The Employment Relations Authority has rejected a claim for constructive dismissal after an employee resigned during an investigation into their conduct. 

The employee had previously been given a verbal warning about their conduct in the workplace and had then been given a written warning following further events.  A third process then commenced in relation to later events.  The employee decided to resign after she received a file note in relation to the earlier incident around the verbal warning.  This was because she discovered that the file note had been made only the day before she received it and not a year before as was purported to be the date of the file note.

The employee claimed constructive dismissal because of the deceptive conduct around the file note and in relation to the verbal warning and written warning given.

The ERA held that the verbal warning was defective in that the warning had been given at the same meeting as the concerns had been raised with the employee.  There had been no opportunity to take advice and to provide a response to the allegations, so the warning was defective. 

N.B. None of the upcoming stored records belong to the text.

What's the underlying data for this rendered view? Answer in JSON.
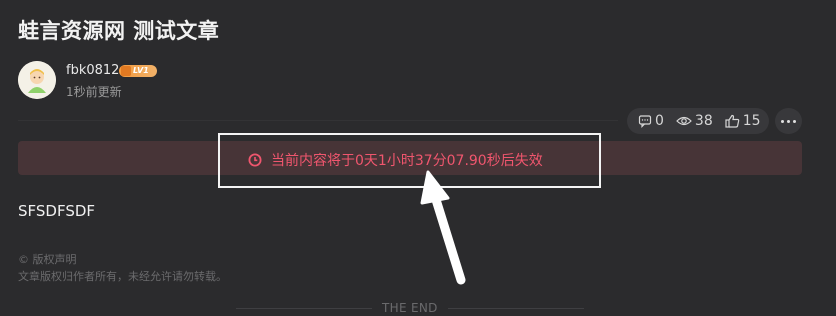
{
  "article": {
    "title": "蛙言资源网 测试文章",
    "author": "fbk0812",
    "level": "LV1",
    "updated": "1秒前更新",
    "content": "SFSDFSDF"
  },
  "stats": {
    "comments": "0",
    "views": "38",
    "likes": "15"
  },
  "notice": {
    "text": "当前内容将于0天1小时37分07.90秒后失效",
    "color": "#f0566e",
    "icon": "clock-icon"
  },
  "copyright": {
    "title": "© 版权声明",
    "body": "文章版权归作者所有，未经允许请勿转载。"
  },
  "footer": {
    "the_end": "THE END"
  },
  "icons": {
    "comments": "comment-icon",
    "views": "eye-icon",
    "likes": "thumbs-up-icon",
    "more": "more-icon"
  }
}
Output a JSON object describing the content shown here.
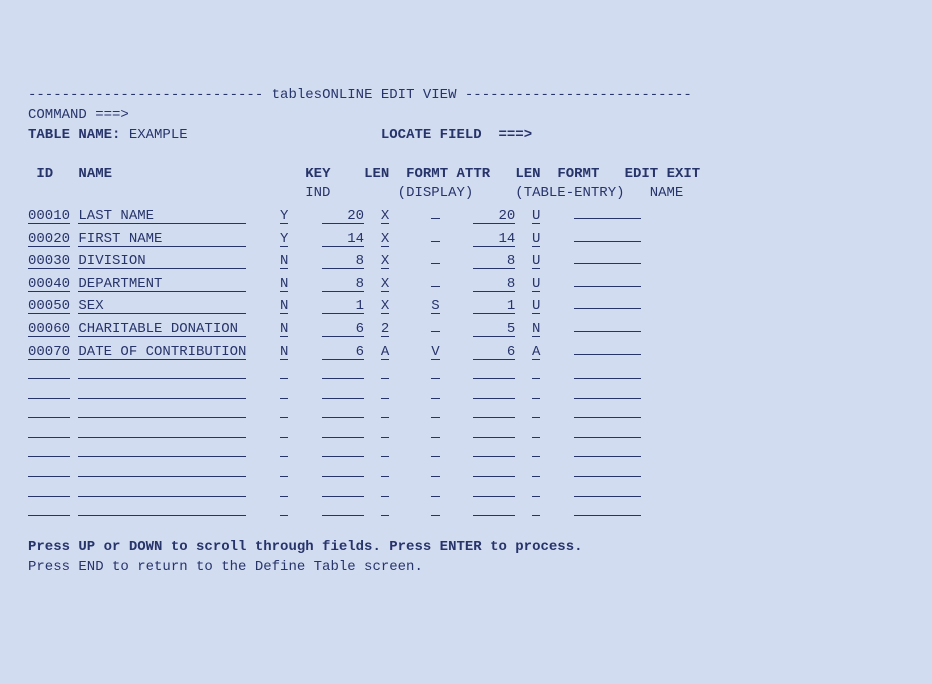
{
  "title_dashes_left": "----------------------------",
  "title_text": "tablesONLINE EDIT VIEW",
  "title_dashes_right": "---------------------------",
  "command_label": "COMMAND ===>",
  "table_name_label": "TABLE NAME:",
  "table_name_value": "EXAMPLE",
  "locate_field_label": "LOCATE FIELD  ===>",
  "header1": {
    "id": "ID",
    "name": "NAME",
    "key": "KEY",
    "len1": "LEN",
    "formt1": "FORMT",
    "attr": "ATTR",
    "len2": "LEN",
    "formt2": "FORMT",
    "editexit": "EDIT EXIT"
  },
  "header2": {
    "ind": "IND",
    "display": "(DISPLAY)",
    "tableentry": "(TABLE-ENTRY)",
    "name": "NAME"
  },
  "rows": [
    {
      "id": "00010",
      "name": "LAST NAME",
      "key": "Y",
      "len1": "20",
      "formt1": "X",
      "attr": "",
      "len2": "20",
      "formt2": "U",
      "exit": ""
    },
    {
      "id": "00020",
      "name": "FIRST NAME",
      "key": "Y",
      "len1": "14",
      "formt1": "X",
      "attr": "",
      "len2": "14",
      "formt2": "U",
      "exit": ""
    },
    {
      "id": "00030",
      "name": "DIVISION",
      "key": "N",
      "len1": "8",
      "formt1": "X",
      "attr": "",
      "len2": "8",
      "formt2": "U",
      "exit": ""
    },
    {
      "id": "00040",
      "name": "DEPARTMENT",
      "key": "N",
      "len1": "8",
      "formt1": "X",
      "attr": "",
      "len2": "8",
      "formt2": "U",
      "exit": ""
    },
    {
      "id": "00050",
      "name": "SEX",
      "key": "N",
      "len1": "1",
      "formt1": "X",
      "attr": "S",
      "len2": "1",
      "formt2": "U",
      "exit": ""
    },
    {
      "id": "00060",
      "name": "CHARITABLE DONATION",
      "key": "N",
      "len1": "6",
      "formt1": "2",
      "attr": "",
      "len2": "5",
      "formt2": "N",
      "exit": ""
    },
    {
      "id": "00070",
      "name": "DATE OF CONTRIBUTION",
      "key": "N",
      "len1": "6",
      "formt1": "A",
      "attr": "V",
      "len2": "6",
      "formt2": "A",
      "exit": ""
    }
  ],
  "empty_rows_count": 8,
  "footer1": "Press UP or DOWN to scroll through fields. Press ENTER to process.",
  "footer2": "Press END to return to the Define Table screen."
}
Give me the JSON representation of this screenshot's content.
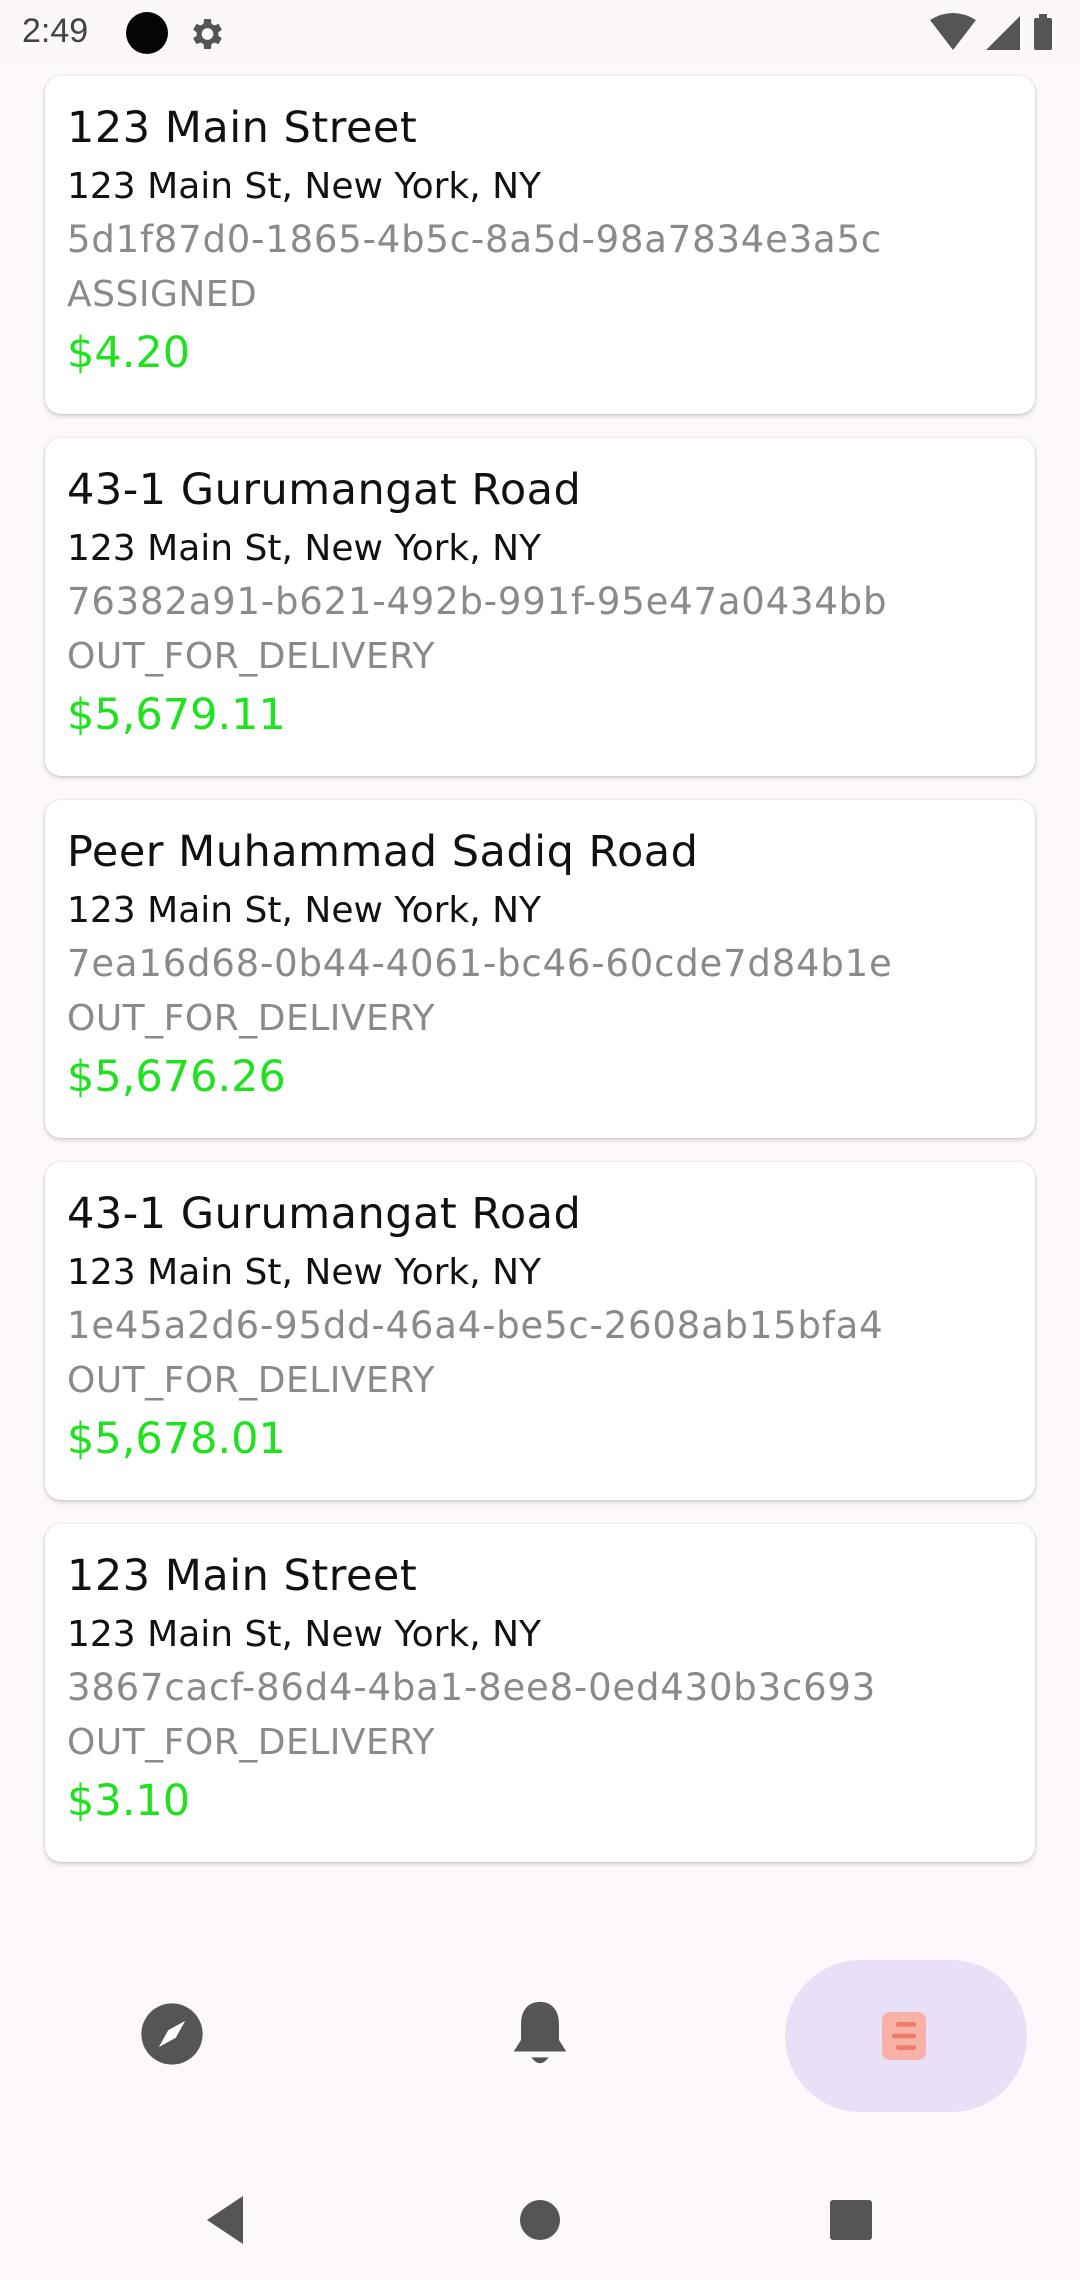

In relation to the written warning the employer had decided to withdraw the written warning and had advised the employee of this before she resigned.  The employee resigned with full knowledge that the written warning was to be withdrawn and so suffered no disadvantage from the written warning. 

In relation to the alleged deceptive conduct around the file note, the file note was typed up the day before the note was provided to the employee. However, it was based on contemporaneous hand written notes from the time of the incident.  Typing up the note was not intended to deceive and any concern the employee had over the dating of the note should have been raised with the employer for clarification. The timing of the note did not justify the employee resigning without raising matters with the employer.

The claim for unjustified constructive dismissal was rejected, as was the claim in relation to the file note and the written warning.  The verbal warning, having been defective, was an unjustified disadvantage and the employee was awarded $6,000 compensation plus costs.